Beach has Christina Hole’s Haunted England but honestly can’t be bothered to look to see where this misunderstanding came from. He headed the post though with a shot from Taffy Thomas’ Cumbrian Folk Tales and Taffy’s lively retelling. Are these Roman soldiers too…? There has been a mania in recent years with Roman soldiers in the Peak District (in the English Midlands). Are Roman ghosts now moving north towards ‘their’ wall.
Another interesting meme is the notion of guards sitting out on 23 June to wait for ghosts.

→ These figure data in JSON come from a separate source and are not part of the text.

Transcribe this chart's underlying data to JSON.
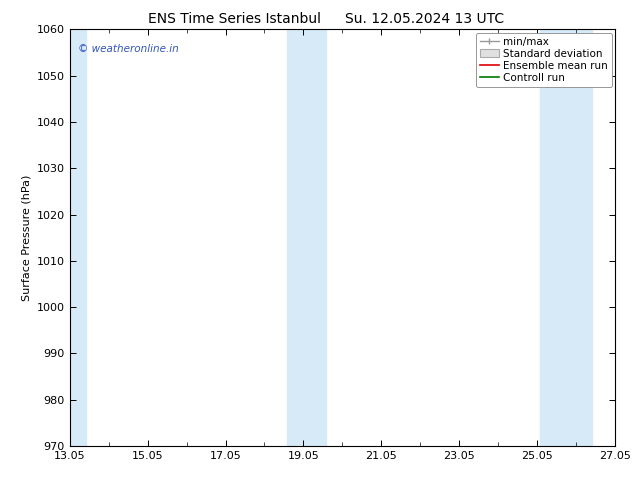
{
  "title_left": "ENS Time Series Istanbul",
  "title_right": "Su. 12.05.2024 13 UTC",
  "ylabel": "Surface Pressure (hPa)",
  "ylim": [
    970,
    1060
  ],
  "yticks": [
    970,
    980,
    990,
    1000,
    1010,
    1020,
    1030,
    1040,
    1050,
    1060
  ],
  "x_start_day": 0,
  "x_num_days": 14,
  "xtick_labels": [
    "13.05",
    "15.05",
    "17.05",
    "19.05",
    "21.05",
    "23.05",
    "25.05",
    "27.05"
  ],
  "xtick_positions": [
    0,
    2,
    4,
    6,
    8,
    10,
    12,
    14
  ],
  "shaded_bands": [
    {
      "x_start": 0.0,
      "x_end": 0.42,
      "color": "#d6eaf8"
    },
    {
      "x_start": 5.58,
      "x_end": 6.58,
      "color": "#d6eaf8"
    },
    {
      "x_start": 12.08,
      "x_end": 13.42,
      "color": "#d6eaf8"
    }
  ],
  "watermark_text": "© weatheronline.in",
  "watermark_color": "#3355bb",
  "legend_labels": [
    "min/max",
    "Standard deviation",
    "Ensemble mean run",
    "Controll run"
  ],
  "legend_colors_line": [
    "#999999",
    "#cccccc",
    "#dd0000",
    "#007700"
  ],
  "background_color": "#ffffff",
  "plot_bg_color": "#ffffff",
  "title_fontsize": 10,
  "axis_label_fontsize": 8,
  "tick_fontsize": 8,
  "legend_fontsize": 7.5
}
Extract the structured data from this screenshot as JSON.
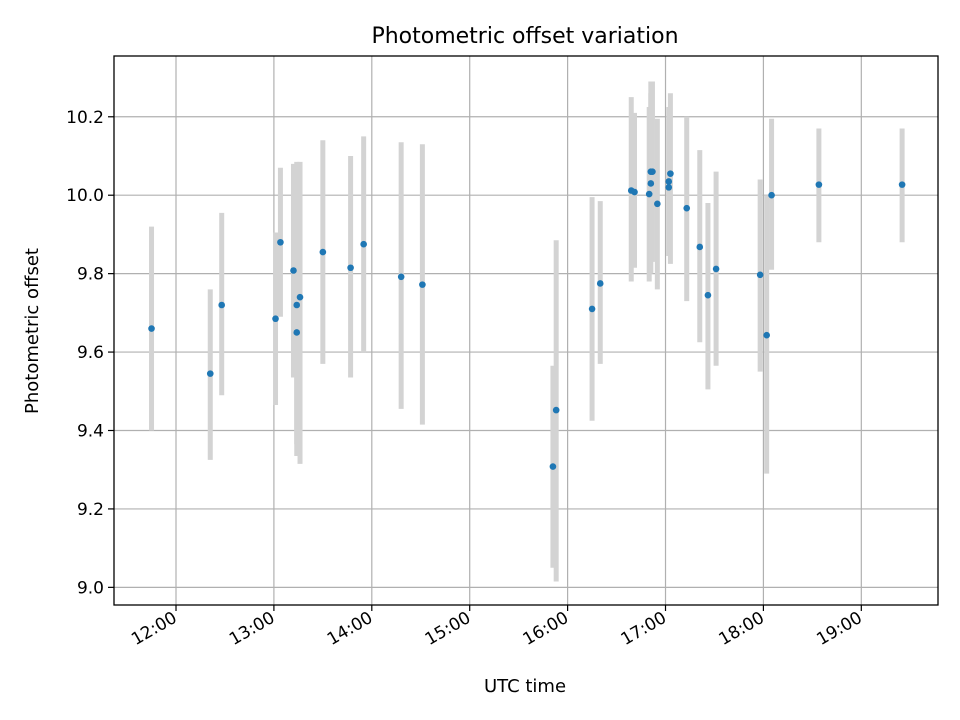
{
  "chart_data": {
    "type": "scatter",
    "title": "Photometric offset variation",
    "xlabel": "UTC time",
    "ylabel": "Photometric offset",
    "x_ticks": [
      "12:00",
      "13:00",
      "14:00",
      "15:00",
      "16:00",
      "17:00",
      "18:00",
      "19:00"
    ],
    "y_ticks": [
      9.0,
      9.2,
      9.4,
      9.6,
      9.8,
      10.0,
      10.2
    ],
    "y_tick_labels": [
      "9.0",
      "9.2",
      "9.4",
      "9.6",
      "9.8",
      "10.0",
      "10.2"
    ],
    "xlim": [
      "11:22",
      "19:47"
    ],
    "ylim": [
      8.955,
      10.355
    ],
    "grid": true,
    "colors": {
      "point": "#1f77b4",
      "errorbar": "#d3d3d3"
    },
    "points": [
      {
        "x": "11:45",
        "y": 9.66,
        "yerr_low": 9.4,
        "yerr_high": 9.92
      },
      {
        "x": "12:21",
        "y": 9.545,
        "yerr_low": 9.325,
        "yerr_high": 9.76
      },
      {
        "x": "12:28",
        "y": 9.72,
        "yerr_low": 9.49,
        "yerr_high": 9.955
      },
      {
        "x": "13:01",
        "y": 9.685,
        "yerr_low": 9.465,
        "yerr_high": 9.905
      },
      {
        "x": "13:04",
        "y": 9.88,
        "yerr_low": 9.69,
        "yerr_high": 10.07
      },
      {
        "x": "13:12",
        "y": 9.808,
        "yerr_low": 9.535,
        "yerr_high": 10.08
      },
      {
        "x": "13:14",
        "y": 9.72,
        "yerr_low": 9.365,
        "yerr_high": 10.08
      },
      {
        "x": "13:14",
        "y": 9.65,
        "yerr_low": 9.335,
        "yerr_high": 10.085
      },
      {
        "x": "13:16",
        "y": 9.74,
        "yerr_low": 9.315,
        "yerr_high": 10.085
      },
      {
        "x": "13:30",
        "y": 9.855,
        "yerr_low": 9.57,
        "yerr_high": 10.14
      },
      {
        "x": "13:47",
        "y": 9.815,
        "yerr_low": 9.535,
        "yerr_high": 10.1
      },
      {
        "x": "13:55",
        "y": 9.875,
        "yerr_low": 9.6,
        "yerr_high": 10.15
      },
      {
        "x": "14:18",
        "y": 9.792,
        "yerr_low": 9.455,
        "yerr_high": 10.135
      },
      {
        "x": "14:31",
        "y": 9.772,
        "yerr_low": 9.415,
        "yerr_high": 10.13
      },
      {
        "x": "15:51",
        "y": 9.308,
        "yerr_low": 9.05,
        "yerr_high": 9.565
      },
      {
        "x": "15:53",
        "y": 9.452,
        "yerr_low": 9.015,
        "yerr_high": 9.885
      },
      {
        "x": "16:15",
        "y": 9.71,
        "yerr_low": 9.425,
        "yerr_high": 9.995
      },
      {
        "x": "16:20",
        "y": 9.775,
        "yerr_low": 9.57,
        "yerr_high": 9.985
      },
      {
        "x": "16:39",
        "y": 10.012,
        "yerr_low": 9.78,
        "yerr_high": 10.25
      },
      {
        "x": "16:41",
        "y": 10.008,
        "yerr_low": 9.815,
        "yerr_high": 10.21
      },
      {
        "x": "16:50",
        "y": 10.003,
        "yerr_low": 9.78,
        "yerr_high": 10.225
      },
      {
        "x": "16:51",
        "y": 10.06,
        "yerr_low": 9.83,
        "yerr_high": 10.29
      },
      {
        "x": "16:51",
        "y": 10.03,
        "yerr_low": 9.8,
        "yerr_high": 10.26
      },
      {
        "x": "16:52",
        "y": 10.06,
        "yerr_low": 9.83,
        "yerr_high": 10.29
      },
      {
        "x": "16:55",
        "y": 9.978,
        "yerr_low": 9.76,
        "yerr_high": 10.195
      },
      {
        "x": "17:02",
        "y": 10.02,
        "yerr_low": 9.845,
        "yerr_high": 10.195
      },
      {
        "x": "17:02",
        "y": 10.035,
        "yerr_low": 9.845,
        "yerr_high": 10.225
      },
      {
        "x": "17:03",
        "y": 10.055,
        "yerr_low": 9.825,
        "yerr_high": 10.26
      },
      {
        "x": "17:13",
        "y": 9.967,
        "yerr_low": 9.73,
        "yerr_high": 10.2
      },
      {
        "x": "17:21",
        "y": 9.868,
        "yerr_low": 9.625,
        "yerr_high": 10.115
      },
      {
        "x": "17:26",
        "y": 9.745,
        "yerr_low": 9.505,
        "yerr_high": 9.98
      },
      {
        "x": "17:31",
        "y": 9.812,
        "yerr_low": 9.565,
        "yerr_high": 10.06
      },
      {
        "x": "17:58",
        "y": 9.797,
        "yerr_low": 9.55,
        "yerr_high": 10.04
      },
      {
        "x": "18:02",
        "y": 9.643,
        "yerr_low": 9.29,
        "yerr_high": 10.0
      },
      {
        "x": "18:05",
        "y": 10.0,
        "yerr_low": 9.81,
        "yerr_high": 10.195
      },
      {
        "x": "18:34",
        "y": 10.027,
        "yerr_low": 9.88,
        "yerr_high": 10.17
      },
      {
        "x": "19:25",
        "y": 10.027,
        "yerr_low": 9.88,
        "yerr_high": 10.17
      }
    ]
  }
}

It wasn’t until eight years later in 1745 when people began to take the ghosts of Souter Fell a little more seriously, as on this occasion, they were witnessed by almost thirty people! By then it was decided that a watch should take place on the anniversary of the sightings, which was midsummer’s eve. Everyone attending was chosen specifically to observe the phenomenon and each had their own jobs to do in order to document the event should the phantom army make their appearance, which of course they did. All those attending observed open-mouthed and rooted to the spot as, for two hours, the spectral army marched across the fell top. Darren W. Ritson, Supernatural North
Beach has been unable to track the origins of this idea, but he suspects that it might be quite old. He came across this reference, which is vaguely similar from 1880:
About the middle of the last century the people residing in the Cumberland were in terror about a strange phenomenon in connection with Souter Fell. On Midsummer Eve in each year the side of the hill was peopled with a moving army of horsemen, and the ‘fact’ was patent to anybody who chose to look. For years the people assembled in awe and wonder and gazed upon the mystery, and it was only when it occurred to someone to pay a visit to the spot and examine the turf, &c that the belief in the reality of the apparition began to abate. Anon, ‘A Most Respectable Ghost’, Sheffield Daily Telegraph (17 Jan 1880), 10
Note the author’s misunderstanding of examining the turf. The whole point was that nothing was found: he implies that something was found and that the phantoms were shown to be real men.